Les explications diffèrent selon nos interlocuteurs. Un producteur de cacao dans la région d’Aboisso affirme que cette pratique ne date pas d’aujourd’hui dans leur région et qu’elle serait liée à l’état défectueux des pistes qui relient des zones de production au chef lieu de département. « Les routes sont souvent impraticable. Pour sortir nos productions nous payons plus d’argent que prévu. Quand des acheteurs Ghanéens nous font des propositions alléchantes nous leur livrons notre produit sans hésiter,» a lâché ce planteur qui se prénomme Moïse, ignorant que cette pratique fait perdre d’énormes devises à son pays. Tout comme lui, Zoumana ne vend pas sa production en Côte d’Ivoire prétextant qu’il est plus facile pour lui d’écouler son produit au Ghana parce que ce pays est plus proche de sa plantation. « Nous sommes obligés de vendre notre produit au Ghana, parce que nous plus proche de ce pays que du port d’Abidjan. Et nous gagnons plus d’argent que lorsqu’on convoie notre produit sur Abidjan à cause des faux frais de route,» a-t-il ajouté. Info ou intox !

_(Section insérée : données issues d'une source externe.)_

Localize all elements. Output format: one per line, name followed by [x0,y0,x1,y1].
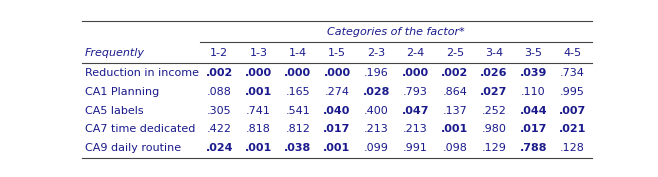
Text: .137: .137 [442,105,467,116]
Text: .000: .000 [284,68,311,78]
Text: .021: .021 [559,124,586,134]
Text: .213: .213 [364,124,389,134]
Text: .039: .039 [520,68,547,78]
Text: .002: .002 [205,68,233,78]
Text: .028: .028 [363,87,390,97]
Text: .001: .001 [323,143,351,153]
Text: .129: .129 [482,143,507,153]
Text: 1-2: 1-2 [210,48,228,58]
Text: .024: .024 [205,143,233,153]
Text: .812: .812 [286,124,310,134]
Text: .110: .110 [521,87,545,97]
Text: .128: .128 [560,143,585,153]
Text: .044: .044 [519,105,547,116]
Text: CA5 labels: CA5 labels [85,105,143,116]
Text: .027: .027 [480,87,508,97]
Text: Categories of the factor*: Categories of the factor* [327,27,465,37]
Text: .305: .305 [207,105,232,116]
Text: .017: .017 [323,124,351,134]
Text: .400: .400 [364,105,389,116]
Text: .541: .541 [286,105,310,116]
Text: 1-3: 1-3 [249,48,267,58]
Text: .788: .788 [520,143,547,153]
Text: .000: .000 [324,68,351,78]
Text: Frequently: Frequently [85,48,145,58]
Text: .040: .040 [323,105,351,116]
Text: .274: .274 [324,87,349,97]
Text: .196: .196 [364,68,389,78]
Text: .026: .026 [480,68,508,78]
Text: 2-5: 2-5 [445,48,464,58]
Text: .793: .793 [403,87,428,97]
Text: 1-5: 1-5 [328,48,346,58]
Text: .007: .007 [559,105,586,116]
Text: Reduction in income: Reduction in income [85,68,199,78]
Text: 4-5: 4-5 [563,48,582,58]
Text: .734: .734 [560,68,585,78]
Text: .980: .980 [482,124,507,134]
Text: .213: .213 [403,124,428,134]
Text: 3-5: 3-5 [524,48,542,58]
Text: .002: .002 [441,68,468,78]
Text: .017: .017 [520,124,547,134]
Text: .252: .252 [482,105,507,116]
Text: CA9 daily routine: CA9 daily routine [85,143,181,153]
Text: 2-3: 2-3 [367,48,386,58]
Text: 3-4: 3-4 [485,48,503,58]
Text: .000: .000 [245,68,272,78]
Text: .038: .038 [284,143,311,153]
Text: .001: .001 [245,87,272,97]
Text: .995: .995 [560,87,585,97]
Text: CA7 time dedicated: CA7 time dedicated [85,124,195,134]
Text: .099: .099 [364,143,389,153]
Text: .088: .088 [207,87,232,97]
Text: .991: .991 [403,143,428,153]
Text: .047: .047 [402,105,429,116]
Text: .741: .741 [246,105,271,116]
Text: .000: .000 [402,68,429,78]
Text: .098: .098 [442,143,467,153]
Text: 1-4: 1-4 [289,48,307,58]
Text: CA1 Planning: CA1 Planning [85,87,159,97]
Text: .818: .818 [246,124,271,134]
Text: .165: .165 [286,87,310,97]
Text: .864: .864 [442,87,467,97]
Text: .001: .001 [245,143,272,153]
Text: 2-4: 2-4 [407,48,424,58]
Text: .001: .001 [441,124,468,134]
Text: .422: .422 [207,124,232,134]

En tout cas tous les planteurs de cacao situés non loin des frontières du Ghana et du Libéria qui ont accepté de donner leur point de vue sur la fuite du cacao ivoirien ont tenu presque le même langage. Tous ont confirmé qu’en vendant leurs produits dans les pays voisins, ils sont mieux rémunérés. Du côté du ministère de l’agriculture, ont révèle cependant que la fuite du cacao serait liée à la mauvaise gestion du comité de gestion de la filière café cacao qui selon eux, ne dote pas les planteurs du minimum pour exercer convenablement leur activité.
« Les responsables de la filière connaissent les raisons de la fuite du cacao ivoirien vers d’autres horizons. Ils refusent de redonner les intrants qui sont destinés aux planteurs. Ceux qui ont des facilités pour acquérir ces produits ailleurs préfèrent vendre leurs produits dans les pays voisins,» ont conclu ces responsables du ministère de l’agriculture, reconnaissant que cette pratique s’étend désormais sur d’autres produits d’exportation de la Côte d’Ivoire, notamment la noix de cajou ivoirienne qui serait vendue au Burkina Faso.